The goal is for Interstate 57 to extend from Little Rock all the way to Chicago. In Arkansas, U.S. 67 has been built to interstate standards from Little Rock to Walnut Ridge. That leaves about 40 miles of highway to improve to reach the Missouri state line.

ArDot said environmental work on the last segment is underway for review by the Federal Highway Administration. Once approved, there would be a public hearing. After which funding and construction.

Timeline? None yet.

Dear Mahatma: Sales tax is collected at the point of sale on every single thing we buy, except for vehicle sales. Are there any other similar point-of-sale exemptions? And why is this? -- Confused and Bemused

Dear Compadre: When we're confused, which is a lot, we often turn to Scott Hardin of the Department of Finance and Administration.

Other than vehicles, trailers and semi-trailers, Hardin said, sales tax is paid at the point of sale. That is, the merchant or seller collects the tax and remits it to the state. The authority that exempts vehicle sales is Arkansas Code Annotated 26-52-510. It says the consumer pays the sales tax to the state at time of registration, "instead of the taxes being collected by the dealer or seller."

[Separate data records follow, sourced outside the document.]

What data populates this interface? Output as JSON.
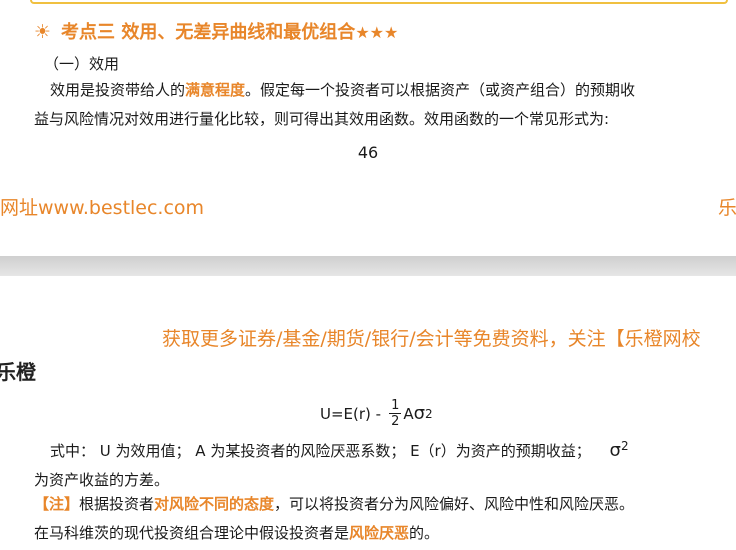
{
  "top_page": {
    "heading_icon": "sun-icon",
    "heading_text": "考点三  效用、无差异曲线和最优组合",
    "heading_stars": "★★★",
    "subhead": "（一）效用",
    "para1_a": "效用是投资带给人的",
    "para1_hl": "满意程度",
    "para1_b": "。假定每一个投资者可以根据资产（或资产组合）的预期收",
    "para1_line2": "益与风险情况对效用进行量化比较，则可得出其效用函数。效用函数的一个常见形式为:",
    "page_number": "46",
    "footer_url": "网址www.bestlec.com",
    "footer_right": "乐"
  },
  "bottom_page": {
    "promo": "获取更多证券/基金/期货/银行/会计等免费资料，关注【乐橙网校",
    "brand": "乐橙",
    "formula_lhs": "U=E(r) -",
    "formula_num": "1",
    "formula_den": "2",
    "formula_a": "A",
    "formula_sigma": "σ",
    "formula_sup": "2",
    "def_line1": "式中：  U 为效用值；  A 为某投资者的风险厌恶系数；  E（r）为资产的预期收益；",
    "def_sigma": "σ",
    "def_sup": "2",
    "def_line2": "为资产收益的方差。",
    "note_label": "【注】",
    "note_a": "根据投资者",
    "note_hl1": "对风险不同的态度",
    "note_b": "，可以将投资者分为风险偏好、风险中性和风险厌恶。",
    "note_line2_a": "在马科维茨的现代投资组合理论中假设投资者是",
    "note_hl2": "风险厌恶",
    "note_line2_b": "的。"
  }
}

Changing this procedure would require further legislation. Ask your state senator or representative, my friend, to sponsor a bill.

A FULL PLATE

Every once in a while our favorite girl, She Who Must Be Obeyed, tells us to put more vanity plates into the column. As a Christmas present to our vast readership, here are several, with our best explanations.

Vanity plate: BADNANA, seen on a Ford Mustang. This means Nana drives that thing like the little old lady from Pasadena. Or she lets her grandkids eat Rice Krispies with ice cream for breakfast.

Vanity plate: SOLVE4X, seen on Interstate 630. Obviously an algebra teacher.

Vanity plate: LIMBO. Seen on a Tesla. Out of juice and stuck between chargers?

Vanity plate: SNGN4HM. Has to be a gospel singer, praise the Lord.

Vanity plate: C130HRK. The C-130 aircraft is known as the Hercules. Surely a pilot, navigator or loadmaster.

Vanity plate: EZR2BME. Easier to be me! Indubitably.

Vanity plate: LOVUDAD. Love you, too, Sugar Booger.